Something strange emerges out of Bridge's pain: an old-fashioned sonnet sequence, weirdly modern in content, as it focuses on CBC radio hosts. Its success, driven by every CBC arts show in the country, only deepens Bridge's guilt and accelerates a crippling series of side-effects. Finally, he starts a memoir, a sometimes hilarious, but urgent attempt to come to terms with his past and reshape his present. The result, Losing Shepherd, is a testament to literature and also to friendship, its power to lift and its ability to destroy.
About the author
Paul Headrick’s first novel, That Tune Clutches My Heart, was a finalist for the Ethel Wilson Prize—the BC Book Prize for Fiction. The Doctrine of Affections, a short story collection unified by the theme of music, was a finalist for an Alberta Book Award. Stories from that book appeared in The Malahat Review, The Antigonish Review, Event, and The Journey Prize Anthology.

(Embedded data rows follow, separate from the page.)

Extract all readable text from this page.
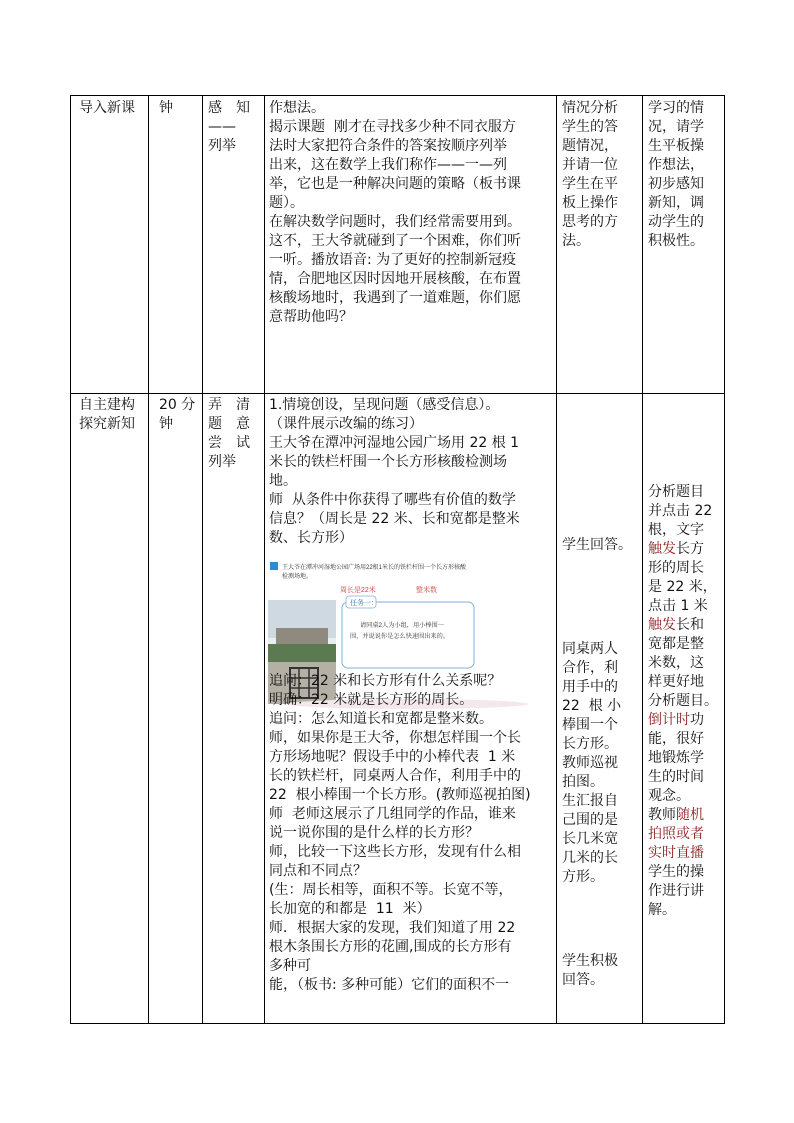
导入新课 钟	感　知
——
列举
作想法。
揭示课题  刚才在寻找多少种不同衣服方
法时大家把符合条件的答案按顺序列举
出来，这在数学上我们称作——一—列
举，它也是一种解决问题的策略（板书课
题）。
在解决数学问题时，我们经常需要用到。
这不，王大爷就碰到了一个困难，你们听
一听。播放语音: 为了更好的控制新冠疫
情，合肥地区因时因地开展核酸，在布置
核酸场地时，我遇到了一道难题，你们愿
意帮助他吗？
情况分析
学生的答
题情况，
并请一位
学生在平
板上操作
思考的方
法。
学习的情
况，请学
生平板操
作想法，
初步感知
新知，调
动学生的
积极性。
自主建构
探究新知
20 分
钟
弄　清
题　意
尝　试
列举
1.情境创设，呈现问题（感受信息）。
（课件展示改编的练习）
王大爷在潭冲河湿地公园广场用 22 根 1
米长的铁栏杆围一个长方形核酸检测场
地。
师  从条件中你获得了哪些有价值的数学
信息？（周长是 22 米、长和宽都是整米
数、长方形）
王大爷在潭冲河湿地公园广场用22根1米长的铁栏杆围一个长方形核酸
检测场地。
周长是22米	整米数
任务一：
请同桌2人为小组，用小棒围一
围，并说说你是怎么快速围出来的。
追问：22 米和长方形有什么关系呢？
明确：22 米就是长方形的周长。
追问：怎么知道长和宽都是整米数。
师，如果你是王大爷，你想怎样围一个长
方形场地呢？假设手中的小棒代表  1 米
长的铁栏杆，同桌两人合作，利用手中的
22  根小棒围一个长方形。(教师巡视拍图)
师  老师这展示了几组同学的作品，谁来
说一说你围的是什么样的长方形？
师，比较一下这些长方形，发现有什么相
同点和不同点？
(生：周长相等，面积不等。长宽不等，
长加宽的和都是  11  米）
师．根据大家的发现，我们知道了用 22
根木条围长方形的花圃,围成的长方形有
多种可
能，（板书: 多种可能）它们的面积不一
学生回答。
同桌两人
合作，利
用手中的
22  根 小
棒围一个
长方形。
教师巡视
拍图。
生汇报自
己围的是
长几米宽
几米的长
方形。
学生积极
回答。
分析题目
并点击 22
根，文字
触发长方
形的周长
是 22 米，
点击 1 米
触发长和
宽都是整
米数，这
样更好地
分析题目。
倒计时功
能，很好
地锻炼学
生的时间
观念。
教师随机
拍照或者
实时直播
学生的操
作进行讲
解。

Paul's literary studies took him to Montreal, Toronto, and London, England before he resettled in his hometown of Vancouver. He taught English literature and creative writing at Langara College, as well as giving short story workshops at writers' festivals from Denman Island, BC, to San Miguel de Allende, Mexico. Paul currently teaches a graduate workshop on novel and memoir writing with Simon Fraser University's Writers' Studio.